Here is my BNode class

class BNode
{
    public int number;
    public BNode left;
    public BNode right;
    public BNode(int number)
    {
        this.number = number;
    }
}

And here is my implementation of FindParent method in BTree class

 public BNode FindParent(BNode BNode, BNode searchNode)
    {
        if (searchNode.left == BNode || searchNode.right == BNode)
        {
            return searchNode;
        }
        if (searchNode.left != null)
        {
            return (FindParent(BNode, searchNode.left));
        }
        if (searchNode.right != null)
        {
            return (FindParent(BNode, searchNode.right));
        }
        return null;
    }

Here is how i call it 

    BNode bnodeFound = btree.Find(18);
    BNode bparent = btree.FindParent(bnodeFound, btree.rootNode);

And here is how the tree looks like

It returns null always, except when the number is the first root from the trees root. What i also found trough debugging is that it goes to the left-most root, checks that it has no right root and then returns null. Have tried to figure out this, but to no success. I use similiar way to find a number in the tree, and that works for finding 18.

Solution

  • When you call FindParent() recursively each time for the left node (when it is not null), you are returning it directly which means the FindParent() for the right node will never be called. 

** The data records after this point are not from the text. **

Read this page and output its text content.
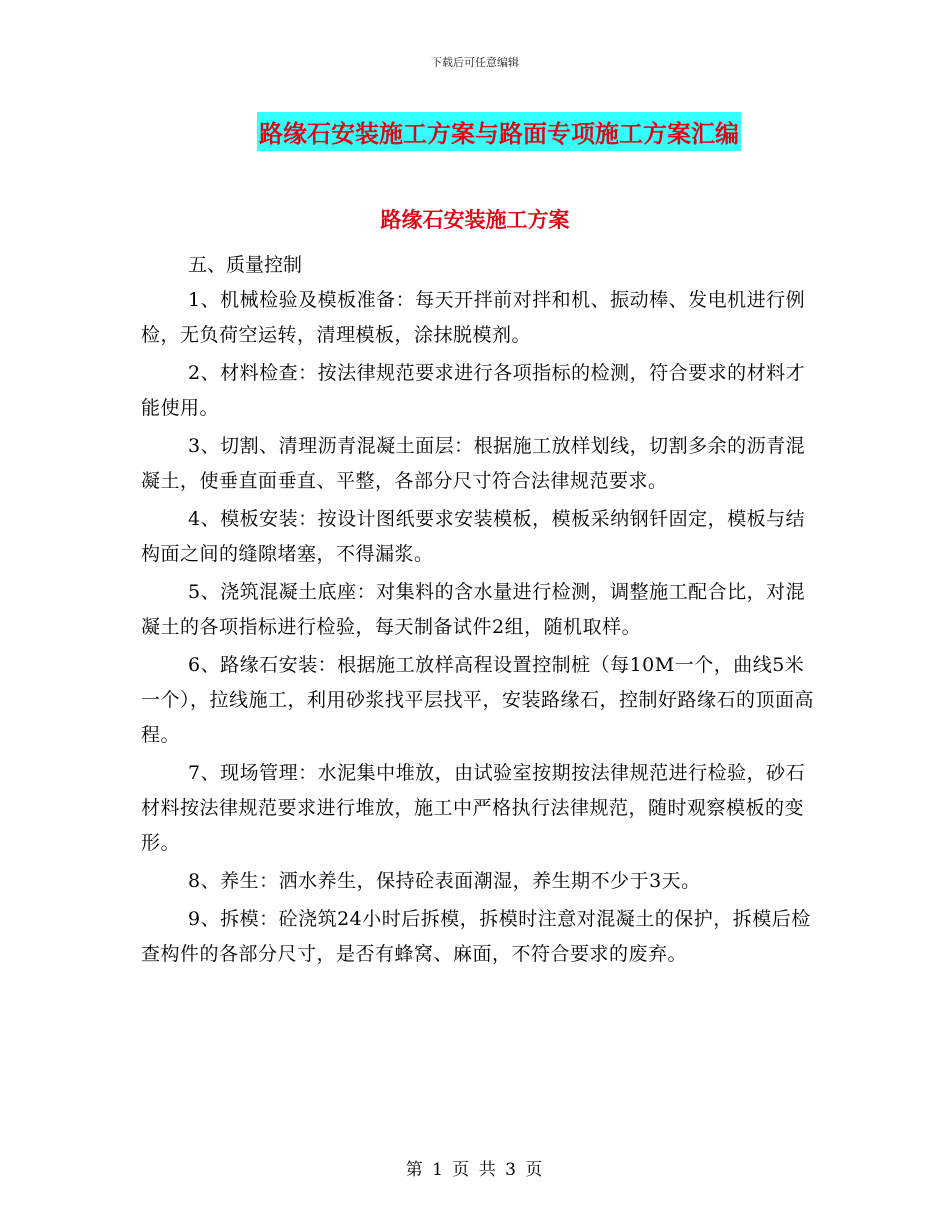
下载后可任意编辑
路缘石安装施工方案与路面专项施工方案汇编
路缘石安装施工方案

五、质量控制

1、机械检验及模板准备：每天开拌前对拌和机、振动棒、发电机进行例检，无负荷空运转，清理模板，涂抹脱模剂。

2、材料检查：按法律规范要求进行各项指标的检测，符合要求的材料才能使用。

3、切割、清理沥青混凝土面层：根据施工放样划线，切割多余的沥青混凝土，使垂直面垂直、平整，各部分尺寸符合法律规范要求。

4、模板安装：按设计图纸要求安装模板，模板采纳钢钎固定，模板与结构面之间的缝隙堵塞，不得漏浆。

5、浇筑混凝土底座：对集料的含水量进行检测，调整施工配合比，对混凝土的各项指标进行检验，每天制备试件2组，随机取样。

6、路缘石安装：根据施工放样高程设置控制桩（每10M一个，曲线5米一个），拉线施工，利用砂浆找平层找平，安装路缘石，控制好路缘石的顶面高程。

7、现场管理：水泥集中堆放，由试验室按期按法律规范进行检验，砂石材料按法律规范要求进行堆放，施工中严格执行法律规范，随时观察模板的变形。

8、养生：洒水养生，保持砼表面潮湿，养生期不少于3天。

9、拆模：砼浇筑24小时后拆模，拆模时注意对混凝土的保护，拆模后检查构件的各部分尺寸，是否有蜂窝、麻面，不符合要求的废弃。

第 1 页 共 3 页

    // Assume we run this for the root node
if (searchNode.left != null)
{
    // If left node is not null, then it tries to find in left subtree only
    // Since it returns directly, whether found or not-found it WILL NOT
    // search in right sub-tree
    return (FindParent(BNode, searchNode.left));
}

// Unreachable code if left is not NULL
if (searchNode.right != null)
{
    return (FindParent(BNode, searchNode.right));
}

    To fix you can remove the return statement and instead check if it is still not found.

    if (searchNode.left != null)
{
    var found = (FindParent(BNode, searchNode.left));
    // Return if found, else continue to check in right
    if (found != null) return found;
}

// Checks in right sub-tree if not found in left subtree
if (searchNode.right != null)
{
    // While checking in right sub-tree, then return irrespective of whether
    // it was found or not found, since there aren't any more places to check
    return (FindParent(BNode, searchNode.right));
}